The self-described “jobs” governor wants the credit for the good economy and he wants Crist to bear the blame for the bad times. It’s bread-and-butter messaging for Scott (fact check to follow.
Trailing in the polls, Scott has already run two negative ads that bash Crist over Obamacare. Scott has released three positive spots, one of which was in Spanish.
The TV ads’ contents aren’t the only message.
The size of the spend tells us something: more than $5 million since March 12 and at least $6.5 million by May 15. That’s more than any other incumbent governor at this point. It's probably about as much or more than each Cabinet officer spent statewide, on average, on TV. And it’s still April.

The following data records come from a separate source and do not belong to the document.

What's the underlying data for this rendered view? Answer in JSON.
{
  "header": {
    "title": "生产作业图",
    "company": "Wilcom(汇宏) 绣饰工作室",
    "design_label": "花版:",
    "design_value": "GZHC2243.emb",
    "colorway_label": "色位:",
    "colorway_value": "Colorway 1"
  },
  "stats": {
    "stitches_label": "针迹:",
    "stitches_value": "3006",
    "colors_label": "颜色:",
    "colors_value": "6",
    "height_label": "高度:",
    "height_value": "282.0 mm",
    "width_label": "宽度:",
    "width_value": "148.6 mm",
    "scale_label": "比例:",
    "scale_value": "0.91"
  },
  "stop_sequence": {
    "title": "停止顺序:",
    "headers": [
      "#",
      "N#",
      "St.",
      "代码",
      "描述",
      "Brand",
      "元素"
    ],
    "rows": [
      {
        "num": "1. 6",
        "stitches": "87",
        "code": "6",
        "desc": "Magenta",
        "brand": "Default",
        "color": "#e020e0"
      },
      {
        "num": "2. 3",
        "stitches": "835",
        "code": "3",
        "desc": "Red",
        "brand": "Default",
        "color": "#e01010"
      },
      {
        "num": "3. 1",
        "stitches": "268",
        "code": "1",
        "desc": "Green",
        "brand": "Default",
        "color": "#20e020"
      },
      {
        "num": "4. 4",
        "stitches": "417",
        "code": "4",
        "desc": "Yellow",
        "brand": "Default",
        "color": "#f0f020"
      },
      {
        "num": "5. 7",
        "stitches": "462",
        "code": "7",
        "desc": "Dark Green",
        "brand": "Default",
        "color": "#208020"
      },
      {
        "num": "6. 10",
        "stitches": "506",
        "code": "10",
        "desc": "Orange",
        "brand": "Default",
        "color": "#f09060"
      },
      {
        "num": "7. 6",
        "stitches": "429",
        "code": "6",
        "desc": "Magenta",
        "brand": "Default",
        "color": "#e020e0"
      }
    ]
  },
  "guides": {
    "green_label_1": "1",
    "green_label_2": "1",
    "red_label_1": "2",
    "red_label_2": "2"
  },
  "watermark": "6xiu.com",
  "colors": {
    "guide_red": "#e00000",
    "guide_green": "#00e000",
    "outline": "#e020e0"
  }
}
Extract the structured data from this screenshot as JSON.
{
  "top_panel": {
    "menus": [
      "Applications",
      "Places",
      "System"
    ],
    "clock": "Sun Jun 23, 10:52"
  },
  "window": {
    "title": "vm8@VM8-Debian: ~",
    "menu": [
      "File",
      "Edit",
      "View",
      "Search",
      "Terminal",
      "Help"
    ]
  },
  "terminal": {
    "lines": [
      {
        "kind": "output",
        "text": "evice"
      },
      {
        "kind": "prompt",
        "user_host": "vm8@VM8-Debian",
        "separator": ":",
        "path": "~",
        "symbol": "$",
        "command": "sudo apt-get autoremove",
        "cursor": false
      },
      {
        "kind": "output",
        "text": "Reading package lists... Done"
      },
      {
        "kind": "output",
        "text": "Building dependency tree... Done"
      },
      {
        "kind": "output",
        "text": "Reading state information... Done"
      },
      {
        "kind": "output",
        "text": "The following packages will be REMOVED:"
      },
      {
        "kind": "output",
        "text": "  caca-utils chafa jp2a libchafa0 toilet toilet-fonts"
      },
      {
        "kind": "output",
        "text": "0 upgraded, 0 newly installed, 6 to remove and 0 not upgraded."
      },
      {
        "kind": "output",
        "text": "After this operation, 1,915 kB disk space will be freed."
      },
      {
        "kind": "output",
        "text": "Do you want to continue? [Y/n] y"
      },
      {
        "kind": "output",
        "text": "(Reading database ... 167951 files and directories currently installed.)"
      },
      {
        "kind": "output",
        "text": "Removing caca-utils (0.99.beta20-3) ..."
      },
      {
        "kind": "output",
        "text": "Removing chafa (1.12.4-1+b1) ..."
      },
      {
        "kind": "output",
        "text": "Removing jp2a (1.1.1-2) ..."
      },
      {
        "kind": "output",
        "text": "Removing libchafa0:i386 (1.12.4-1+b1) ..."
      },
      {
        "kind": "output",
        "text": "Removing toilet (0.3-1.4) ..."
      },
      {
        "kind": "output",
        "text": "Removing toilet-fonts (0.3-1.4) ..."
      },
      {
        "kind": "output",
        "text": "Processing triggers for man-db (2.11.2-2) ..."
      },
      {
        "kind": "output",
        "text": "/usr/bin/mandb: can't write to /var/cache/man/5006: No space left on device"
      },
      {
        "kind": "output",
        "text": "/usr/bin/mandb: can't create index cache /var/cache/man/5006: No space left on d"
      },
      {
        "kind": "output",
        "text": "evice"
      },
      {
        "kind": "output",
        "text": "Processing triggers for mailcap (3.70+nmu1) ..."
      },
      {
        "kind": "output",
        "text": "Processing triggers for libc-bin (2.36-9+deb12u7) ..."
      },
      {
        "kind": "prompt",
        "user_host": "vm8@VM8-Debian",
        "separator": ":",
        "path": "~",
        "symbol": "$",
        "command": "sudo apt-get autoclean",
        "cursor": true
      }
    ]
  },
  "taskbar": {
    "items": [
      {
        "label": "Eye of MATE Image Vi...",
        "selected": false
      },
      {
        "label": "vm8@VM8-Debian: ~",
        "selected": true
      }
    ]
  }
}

The location of the spend also sends a message: the I-4 corridor is of crucial importance to Scott. It’s the swing-area of the swing state.
Exactly 50 percent of the ad buy is reserved in Tampa Bay and the Orlando area.
Tampa Bay has the most Scott money reserved: 29 percent, or $1.9 million. Tampa Bay is Crist country.
Miami-Fort Lauderdale, the state’s most-expensive media market, accounts for 10 percent of the ad buy.
West Palm Beach, where you get a better bang for you ad buck in the northern fringes of South Florida, accounts for 11 percent of the spend.